Przedstawiciele sieci Forda mają czas do 31 października, by zdecydować o warunkach przyszłej współpracy z marką – wynika z informacji Automotive News. Podjęta decyzja może zaważyć o dealerskim „być albo nie być” – sprzedawcy będą mieli do wyboru jedną z trzech ścieżek.
„Elektrosceptycy”, niechętni wobec dostosowywania stacji do wymogów producenta, nie będą mogli po 2023 r. sprzedawać pojazdów zeroemisyjnych, a na ich portfolio będą składać się jedynie auta spalinowe oraz hybrydy.
Ci, którzy zdecydują się na rozwój segmentu elektrycznego, otrzymają jedną z dwóch kategorii uzależnionych od skali przeprowadzonych działań. Tańsza, czyli „Model e Certified”, będzie wymagała od dealera m.in. inwestycji w jedną szybką ładowarkę prądu stałego (DC). Z przedstawionych wyliczeń wynika, że koszty poniesione na dostosowanie się do standardów producenckich będą w tym modelu wymagały nakładów rzędu 0,5 mln dol.
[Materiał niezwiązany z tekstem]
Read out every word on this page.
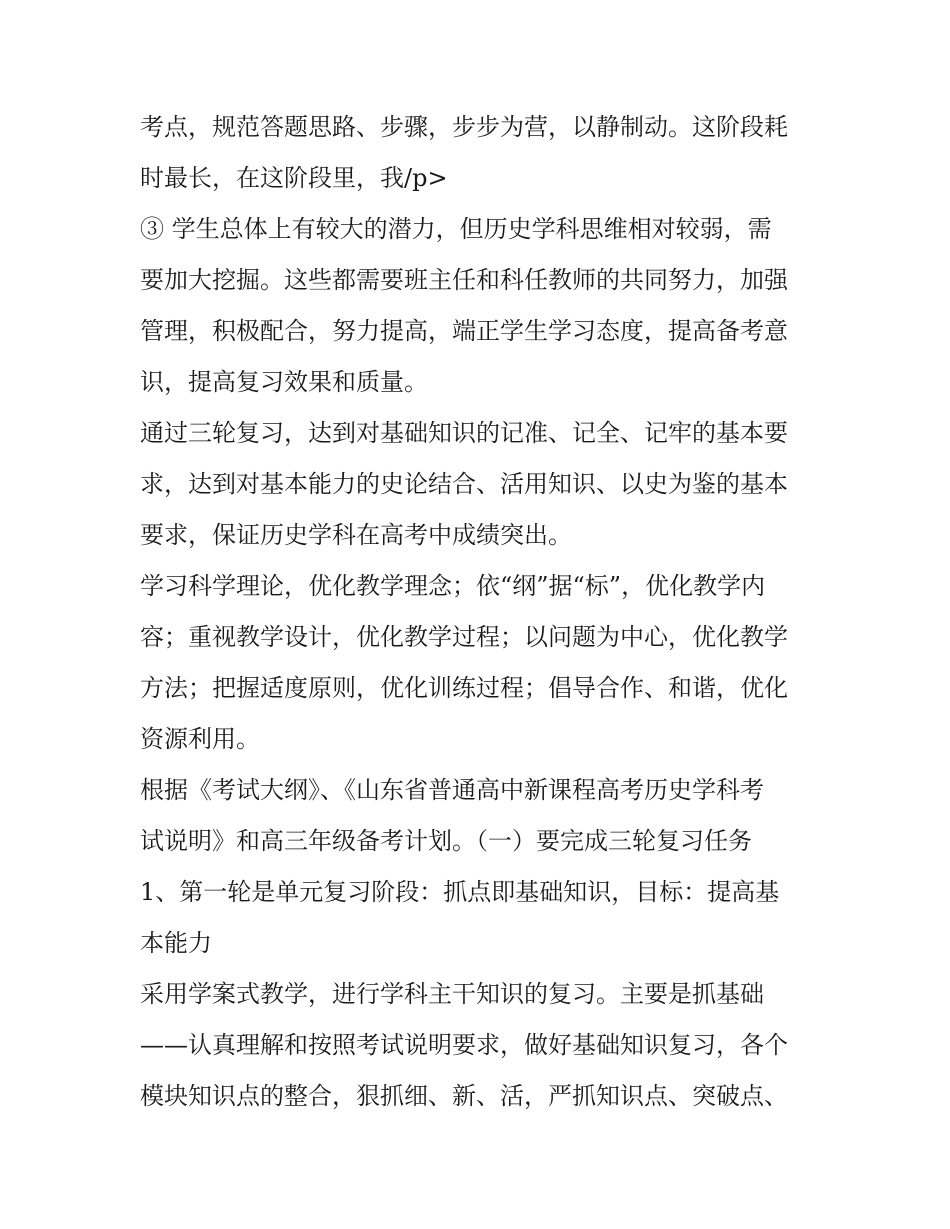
考点，规范答题思路、步骤，步步为营，以静制动。这阶段耗
时最长，在这阶段里，我/p>
③ 学生总体上有较大的潜力，但历史学科思维相对较弱，需
要加大挖掘。这些都需要班主任和科任教师的共同努力，加强
管理，积极配合，努力提高，端正学生学习态度，提高备考意
识，提高复习效果和质量。
通过三轮复习，达到对基础知识的记准、记全、记牢的基本要
求，达到对基本能力的史论结合、活用知识、以史为鉴的基本
要求，保证历史学科在高考中成绩突出。
学习科学理论，优化教学理念；依“纲”据“标”，优化教学内
容；重视教学设计，优化教学过程；以问题为中心，优化教学
方法；把握适度原则，优化训练过程；倡导合作、和谐，优化
资源利用。
根据《考试大纲》、《山东省普通高中新课程高考历史学科考
试说明》和高三年级备考计划。（一）要完成三轮复习任务
1、第一轮是单元复习阶段：抓点即基础知识，目标：提高基
本能力
采用学案式教学，进行学科主干知识的复习。主要是抓基础
——认真理解和按照考试说明要求，做好基础知识复习，各个
模块知识点的整合，狠抓细、新、活，严抓知识点、突破点、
Dealerzy z powyższego „koszyka” będą mogli sprzedawać rocznie ograniczoną liczbę pojazdów elektrycznych, już bez prawa do własnego stoku – zamiast tego będą przekazywali klientom auta zamówione do produkcji.
Firmy, które zdecydują się pójść o krok dalej („Model e Certified Elite”), zostaną zobligowane do zakupu przynajmniej dwóch szybkich ładowarek, z których przynajmniej jedna będzie dostępna publicznie. Oprócz możliwości operowania ograniczonym stokiem dealerzy z tej kategorii będą mieli dostęp do elektrycznych wersji demonstracyjnych. W obu wypadkach ceny aut zeroemisyjnych nie będą podlegały negocjacjom.
Warto jednak podkreślić, że trzypoziomowy podział sieci nie ma na celu dyskryminacji dealerów, lecz dostosowanie mocno zróżnicowanego rynku w USA do panujących warunków. „Model e Certified” został przygotowany z myślą o mniejszych firmach, które nie zawsze stać na podjęcie się kosztownych zobowiązań. Co ważne, certyfikacja będzie ważna od 1 stycznia 2024 r. do końca 2026 r., a po jej zakończeniu dealerzy będą mogli ponownie zdecydować o tym, którą drogę obiorą.
W trakcie corocznego spotkania dealerów Forda prezes firmy Jim Farley wskazał, że producent nie chce naciskać na stacje, które, chociażby ze względu na niską popularność samochodów elektrycznych w regionie, nie są gotowe na transformację. Farley zaznaczył przy tym, że żadna z kategorii nie ma limitów ilościowych i teoretycznie każdy spośród 3 tys. amerykańskich dealerów Forda może wybrać przynależność do „Modelu e Certified Elite”.